Tout d’abord je ne crois pas que le poète écrive pour l’univers entier. Le poète écrit dans une confidence à lui-même avec plusieurs desseins, probablement au départ un souhait de séduction. Il peut écrire aussi pour chercher à travers l’épuration de sa langue la carte d’identité ou l’essence de son propre langage et donc de son appartenance au monde, de sa réalisation dans ce monde et par l’établissement de son langage, le rétablissement ou l’établissement de sa personne. Ensuite, le poète concentre ou peut concentrer une recherche collective inconsciente et expose à travers son art un état des lieux en un temps donné. C’est pourquoi il y a une historicité de l’écrit et du langage et en même temps une évolution de la langue et du langage. C’est pourquoi le poète est formellement dans une contemporanéité, mais il est également pleinement dans une tradition, consciemment ou non, nourri par ses filiations dans la perspective du dessein poétique qu’il porte.
L’émotion. Céline : « Au commencement, il y a l’émotion ». Ce disant, il dévie l’affirmation originelle : « Au commencement était le Verbe ». Il ne fait ainsi du verbe qu’un mouvement psychique.
Je partage ton point de vue. Cet auteur place l’émotion avant le verbe. Pourquoi pas ? Pour ma part, me référant à un des plus grands auteurs tant au point de vue spirituel que littéraire, Saint Jean, je ne peux que dire, répétant sa formule : « Au commencement était le Verbe ». Je ne cherche pas à nier l’émotion et je rappellerai ici le merveilleux texte de Reverdy « cette émotion appelée poésie », ou Pierre Reverdy débute avec l’anecdote du scalpel. Car pour moi l’émotion n’est pas que psychologie, que perception charnelle. Lorsqu’elle est pleinement accomplie, elle relève de sa cohérence entre les sens physiques et la sensibilité spirituelle de l’être. Cette émotion montre à la fois la fragilité de notre condition et la qualité de notre condition, qualité au sens de hauteur, de possible. L’émotion nous permet la mansuétude, l’intelligence, la charité, la perception des nuances, elle ne limite pas nos états à la médiocrité de certains de nos aspects, à la différence de l’émotivité qui harcèle l’émotion et la détourne vers ce qu’il y a de plus sommaire dans les comportements, et atteint le contrôle de nous-mêmes en flattant notre ego, notre désespérance, notre mélancolie, et qui joue avec l’incertitude comme avec une arme de guerre. Cette émotivité est alors attractive dans ses extrêmes avancées, voire fascinante. Mais dans ses excès purgeant l’urgence de vivre, dans un présent sans concessions, voire sans limites, cela n’est pas une garantie de qualité d’écriture. Il faut oser être sincère et simple. Je ne veux pas nier l’existence de l’émotivité, je veux lui laisser libre cours dans la vie quotidienne. D’ailleurs, elle ne me demande pas mon avis pour être présente. Mais je souhaite l’écarter de l’écriture poétique pour chercher à atteindre la rive plénière.

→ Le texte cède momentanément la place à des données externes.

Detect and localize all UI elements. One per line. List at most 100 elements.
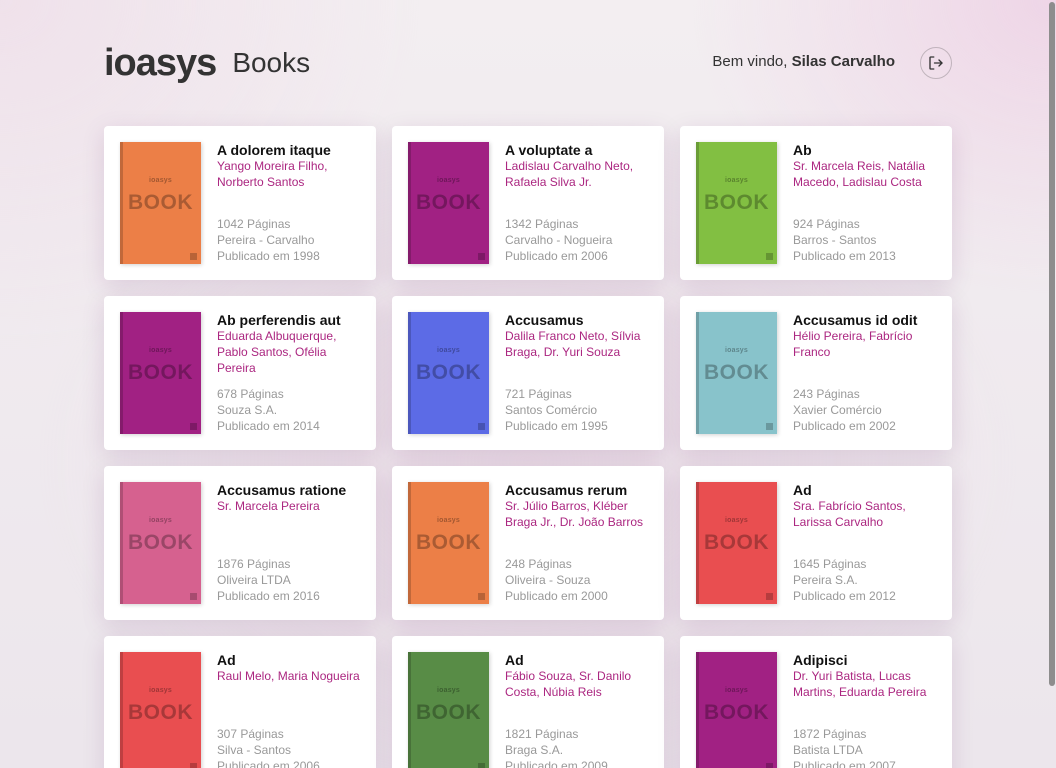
welcome-message: Bem vindo, Silas Carvalho <box>712 51 895 73</box>
book-pages: 243 Páginas <box>793 387 860 401</box>
book-authors: Dalila Franco Neto, Sílvia Braga, Dr. Yu… <box>505 329 641 359</box>
book-publisher: Santos Comércio <box>505 403 598 417</box>
book-published: Publicado em 2006 <box>217 759 320 768</box>
scrollbar-thumb[interactable] <box>1049 2 1055 686</box>
book-pages: 1645 Páginas <box>793 557 867 571</box>
book-cover: ioasys BOOK <box>120 312 201 434</box>
book-cover: ioasys BOOK <box>408 312 489 434</box>
book-info: Accusamus rerum Sr. Júlio Barros, Kléber… <box>505 482 653 604</box>
book-authors: Ladislau Carvalho Neto, Rafaela Silva Jr… <box>505 159 634 189</box>
book-meta: 721 Páginas Santos Comércio Publicado em… <box>505 386 608 434</box>
book-publisher: Pereira S.A. <box>793 573 858 587</box>
book-info: Ad Fábio Souza, Sr. Danilo Costa, Núbia … <box>505 652 653 768</box>
book-cover: ioasys BOOK <box>408 142 489 264</box>
cover-brand: ioasys <box>437 347 460 354</box>
book-card[interactable]: ioasys BOOK Ad Sra. Fabrício Santos, Lar… <box>680 466 952 620</box>
book-card[interactable]: ioasys BOOK Adipisci Dr. Yuri Batista, L… <box>680 636 952 768</box>
book-title: A dolorem itaque <box>217 142 331 158</box>
book-grid: ioasys BOOK A dolorem itaque Yango Morei… <box>104 126 952 768</box>
book-cover: ioasys BOOK <box>696 652 777 768</box>
book-card[interactable]: ioasys BOOK Ad Raul Melo, Maria Nogueira… <box>104 636 376 768</box>
book-card[interactable]: ioasys BOOK A voluptate a Ladislau Carva… <box>392 126 664 280</box>
cover-label: BOOK <box>704 191 769 214</box>
book-publisher: Braga S.A. <box>505 743 564 757</box>
book-pages: 924 Páginas <box>793 217 860 231</box>
book-cover: ioasys BOOK <box>696 482 777 604</box>
cover-mark-icon <box>190 763 197 768</box>
book-authors: Sra. Fabrício Santos, Larissa Carvalho <box>793 499 906 529</box>
book-publisher: Xavier Comércio <box>793 403 882 417</box>
cover-brand: ioasys <box>149 347 172 354</box>
book-publisher: Batista LTDA <box>793 743 863 757</box>
book-cover: ioasys BOOK <box>696 142 777 264</box>
book-meta: 678 Páginas Souza S.A. Publicado em 2014 <box>217 386 320 434</box>
cover-label: BOOK <box>416 531 481 554</box>
book-title: Adipisci <box>793 652 848 668</box>
book-pages: 1342 Páginas <box>505 217 579 231</box>
book-card[interactable]: ioasys BOOK Ab Sr. Marcela Reis, Natália… <box>680 126 952 280</box>
book-pages: 1042 Páginas <box>217 217 291 231</box>
logout-button[interactable] <box>920 47 952 79</box>
cover-mark-icon <box>478 763 485 768</box>
book-authors: Dr. Yuri Batista, Lucas Martins, Eduarda… <box>793 669 927 699</box>
book-card[interactable]: ioasys BOOK Accusamus ratione Sr. Marcel… <box>104 466 376 620</box>
book-card[interactable]: ioasys BOOK Accusamus id odit Hélio Pere… <box>680 296 952 450</box>
page-header: ioasys Books Bem vindo, Silas Carvalho <box>104 40 952 86</box>
book-info: Accusamus Dalila Franco Neto, Sílvia Bra… <box>505 312 653 434</box>
book-publisher: Silva - Santos <box>217 743 292 757</box>
book-authors: Sr. Júlio Barros, Kléber Braga Jr., Dr. … <box>505 499 644 529</box>
book-pages: 1821 Páginas <box>505 727 579 741</box>
book-published: Publicado em 2016 <box>217 589 320 603</box>
book-published: Publicado em 1995 <box>505 419 608 433</box>
cover-brand: ioasys <box>149 517 172 524</box>
logout-icon <box>929 56 943 70</box>
book-cover: ioasys BOOK <box>120 482 201 604</box>
book-publisher: Oliveira - Souza <box>505 573 591 587</box>
book-cover: ioasys BOOK <box>408 482 489 604</box>
book-published: Publicado em 2014 <box>217 419 320 433</box>
book-authors: Sr. Marcela Pereira <box>217 499 320 513</box>
book-published: Publicado em 2002 <box>793 419 896 433</box>
book-card[interactable]: ioasys BOOK Accusamus Dalila Franco Neto… <box>392 296 664 450</box>
cover-label: BOOK <box>704 701 769 724</box>
book-meta: 1042 Páginas Pereira - Carvalho Publicad… <box>217 216 320 264</box>
book-pages: 721 Páginas <box>505 387 572 401</box>
cover-label: BOOK <box>704 531 769 554</box>
book-cover: ioasys BOOK <box>120 652 201 768</box>
cover-label: BOOK <box>416 191 481 214</box>
book-publisher: Carvalho - Nogueira <box>505 233 613 247</box>
book-pages: 678 Páginas <box>217 387 284 401</box>
book-authors: Hélio Pereira, Fabrício Franco <box>793 329 913 359</box>
book-meta: 307 Páginas Silva - Santos Publicado em … <box>217 726 320 768</box>
book-title: Ab <box>793 142 812 158</box>
cover-label: BOOK <box>704 361 769 384</box>
user-name: Silas Carvalho <box>791 53 895 70</box>
book-published: Publicado em 2007 <box>793 759 896 768</box>
book-title: Accusamus rerum <box>505 482 628 498</box>
cover-mark-icon <box>478 253 485 260</box>
book-card[interactable]: ioasys BOOK Ab perferendis aut Eduarda A… <box>104 296 376 450</box>
book-authors: Yango Moreira Filho, Norberto Santos <box>217 159 328 189</box>
book-card[interactable]: ioasys BOOK A dolorem itaque Yango Morei… <box>104 126 376 280</box>
cover-mark-icon <box>766 763 773 768</box>
book-pages: 1872 Páginas <box>793 727 867 741</box>
book-authors: Eduarda Albuquerque, Pablo Santos, Oféli… <box>217 329 337 375</box>
cover-label: BOOK <box>128 191 193 214</box>
book-published: Publicado em 2013 <box>793 249 896 263</box>
book-info: Adipisci Dr. Yuri Batista, Lucas Martins… <box>793 652 941 768</box>
cover-brand: ioasys <box>725 517 748 524</box>
page-scrollbar[interactable] <box>1047 0 1055 768</box>
book-info: Ad Raul Melo, Maria Nogueira 307 Páginas… <box>217 652 365 768</box>
cover-label: BOOK <box>416 701 481 724</box>
book-meta: 248 Páginas Oliveira - Souza Publicado e… <box>505 556 608 604</box>
book-meta: 243 Páginas Xavier Comércio Publicado em… <box>793 386 896 434</box>
book-title: Ad <box>505 652 524 668</box>
book-info: Ab perferendis aut Eduarda Albuquerque, … <box>217 312 365 434</box>
welcome-prefix: Bem vindo, <box>712 53 788 70</box>
cover-brand: ioasys <box>149 177 172 184</box>
book-meta: 1342 Páginas Carvalho - Nogueira Publica… <box>505 216 612 264</box>
book-title: Ad <box>217 652 236 668</box>
book-card[interactable]: ioasys BOOK Accusamus rerum Sr. Júlio Ba… <box>392 466 664 620</box>
book-info: A voluptate a Ladislau Carvalho Neto, Ra… <box>505 142 653 264</box>
book-card[interactable]: ioasys BOOK Ad Fábio Souza, Sr. Danilo C… <box>392 636 664 768</box>
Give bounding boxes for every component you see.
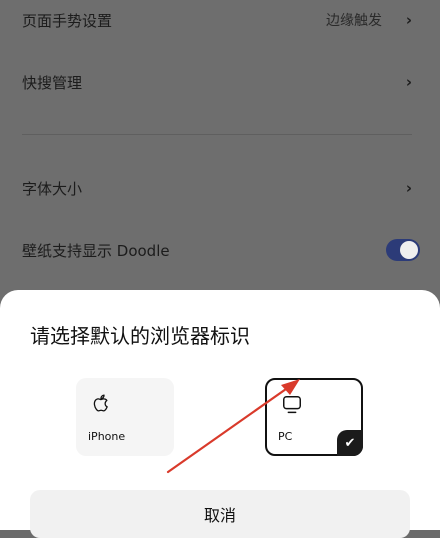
settings-item-page-gesture[interactable]: 页面手势设置 边缘触发 ›	[0, 0, 440, 40]
settings-item-label: 字体大小	[22, 179, 83, 198]
settings-item-label: 页面手势设置	[22, 11, 113, 30]
chevron-right-icon: ›	[405, 11, 412, 29]
sheet-title: 请选择默认的浏览器标识	[30, 324, 250, 348]
option-label: PC	[278, 430, 293, 443]
settings-item-label: 壁纸支持显示 Doodle	[22, 241, 170, 260]
browser-identity-sheet: 请选择默认的浏览器标识 iPhone PC ✔ 取消	[0, 290, 440, 538]
settings-item-quick-search[interactable]: 快搜管理 ›	[0, 62, 440, 102]
apple-icon	[93, 394, 108, 412]
section-divider	[22, 134, 412, 135]
settings-item-wallpaper-doodle: 壁纸支持显示 Doodle	[0, 230, 440, 270]
option-label: iPhone	[88, 430, 126, 443]
settings-item-value: 边缘触发	[326, 13, 382, 29]
doodle-toggle[interactable]	[386, 239, 420, 261]
monitor-icon	[283, 396, 301, 414]
chevron-right-icon: ›	[405, 73, 412, 91]
cancel-button[interactable]: 取消	[30, 490, 410, 538]
check-icon: ✔	[337, 430, 363, 456]
option-pc[interactable]: PC ✔	[265, 378, 363, 456]
chevron-right-icon: ›	[405, 179, 412, 197]
toggle-knob	[400, 241, 418, 259]
settings-item-font-size[interactable]: 字体大小 ›	[0, 168, 440, 208]
option-iphone[interactable]: iPhone	[76, 378, 174, 456]
settings-item-label: 快搜管理	[22, 73, 83, 92]
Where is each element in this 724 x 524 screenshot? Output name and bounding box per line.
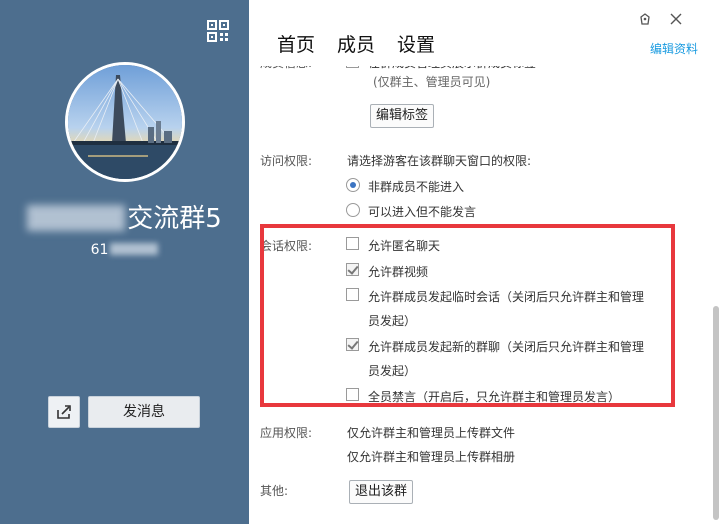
quit-group-button[interactable]: 退出该群	[349, 480, 413, 504]
tab-home[interactable]: 首页	[277, 30, 315, 57]
send-message-button[interactable]: 发消息	[88, 396, 200, 428]
redacted-id-part	[110, 243, 159, 255]
share-icon	[57, 405, 71, 419]
share-button[interactable]	[48, 396, 80, 428]
upload-album-text[interactable]: 仅允许群主和管理员上传群相册	[347, 448, 515, 465]
radio-enter-no-speak-label: 可以进入但不能发言	[368, 205, 477, 219]
app-permission-label: 应用权限:	[260, 426, 313, 440]
avatar-bridge-image	[68, 65, 182, 179]
group-name-text: 交流群5	[127, 204, 222, 234]
group-id-text: 61	[90, 242, 109, 258]
close-icon[interactable]	[670, 13, 682, 25]
visit-permission-label: 访问权限:	[260, 154, 313, 168]
visit-permission-prompt: 请选择游客在该群聊天窗口的权限:	[347, 154, 532, 168]
group-id: 61	[0, 242, 249, 258]
radio-enter-no-speak[interactable]	[346, 203, 360, 217]
session-permission-highlight	[260, 224, 675, 407]
qr-code-icon[interactable]	[207, 20, 229, 42]
group-avatar[interactable]	[65, 62, 185, 182]
radio-no-entry[interactable]	[346, 178, 360, 192]
group-profile-panel: 交流群5 61 发消息	[0, 0, 249, 524]
skin-icon[interactable]	[638, 12, 652, 26]
tab-bar: 首页 成员 设置	[277, 30, 435, 57]
member-tag-note: (仅群主、管理员可见)	[373, 75, 491, 89]
edit-profile-link[interactable]: 编辑资料	[650, 40, 698, 57]
upload-files-text[interactable]: 仅允许群主和管理员上传群文件	[347, 424, 515, 441]
other-label: 其他:	[260, 484, 289, 498]
scroll-clip	[249, 58, 711, 66]
tab-settings[interactable]: 设置	[397, 30, 435, 57]
radio-no-entry-label: 非群成员不能进入	[368, 180, 465, 194]
redacted-name-part	[27, 205, 126, 231]
edit-tags-button[interactable]: 编辑标签	[370, 104, 434, 128]
scrollbar-thumb[interactable]	[713, 306, 719, 520]
tab-members[interactable]: 成员	[337, 30, 375, 57]
group-name: 交流群5	[0, 198, 249, 235]
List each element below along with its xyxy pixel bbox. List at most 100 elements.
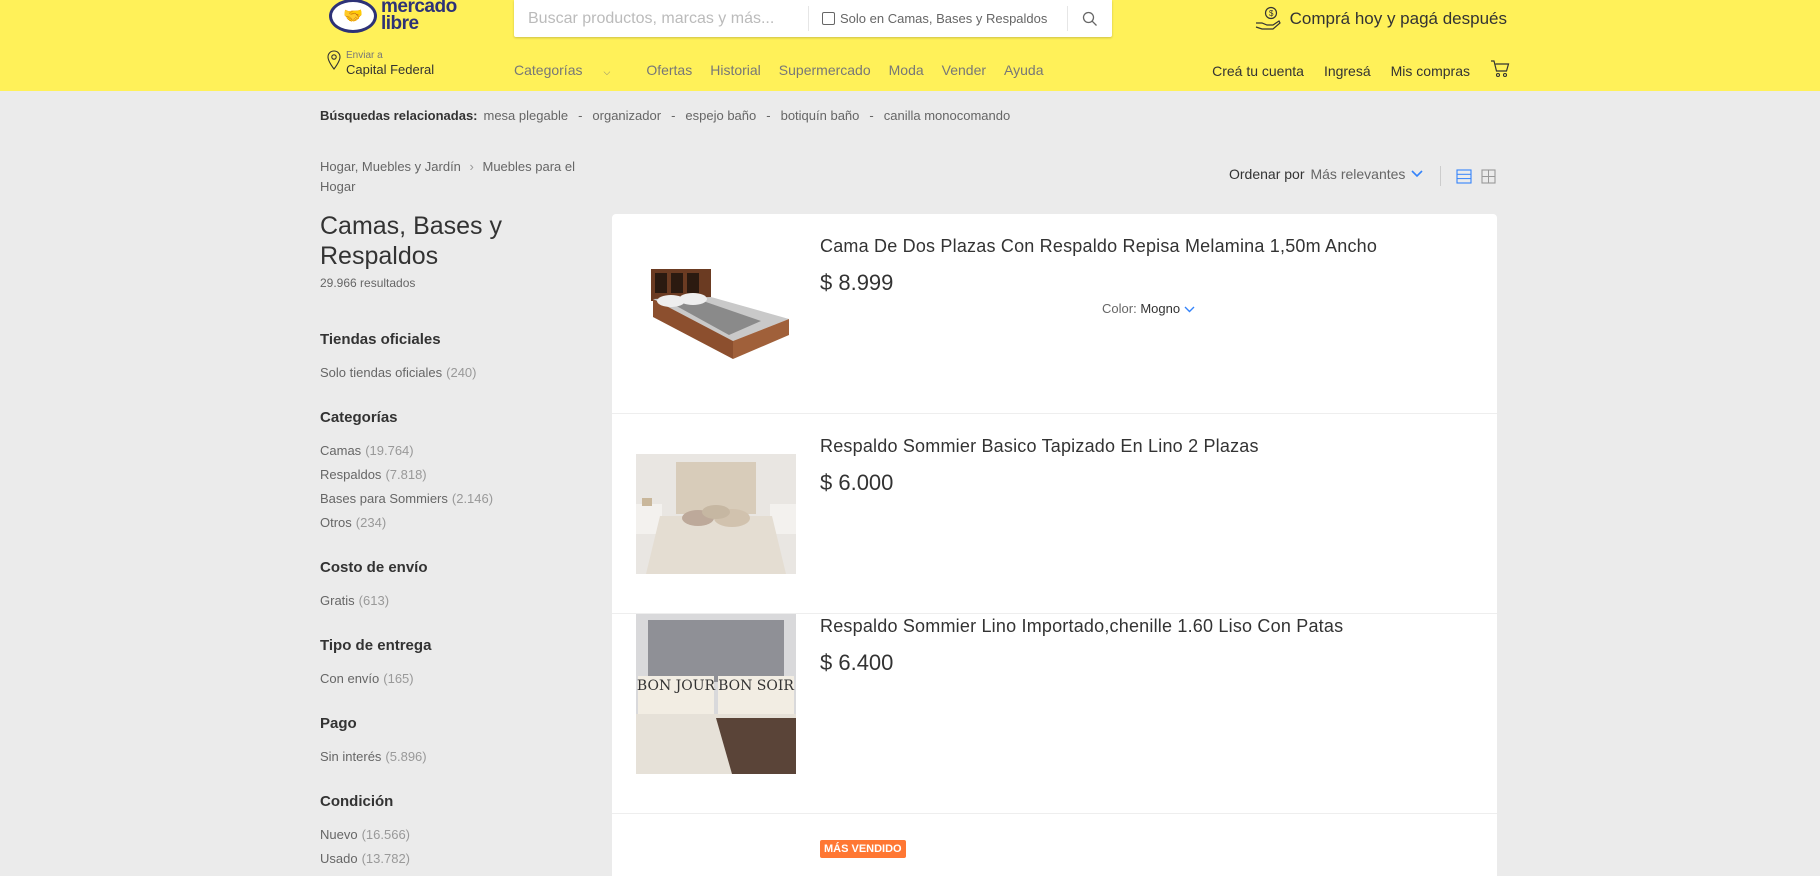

La poésie est réminiscence. Elle interprète l’état du monde à un instant donné. C’est pourquoi l’exercice que nous faisons est extrêmement difficile et factuellement complexe. La poésie est essence et peu théorie. Sur tout ce que je viens de dire, à la volée, il faudra probablement revenir dans quelques temps et corriger ces propos à l’aune du jour nouveau.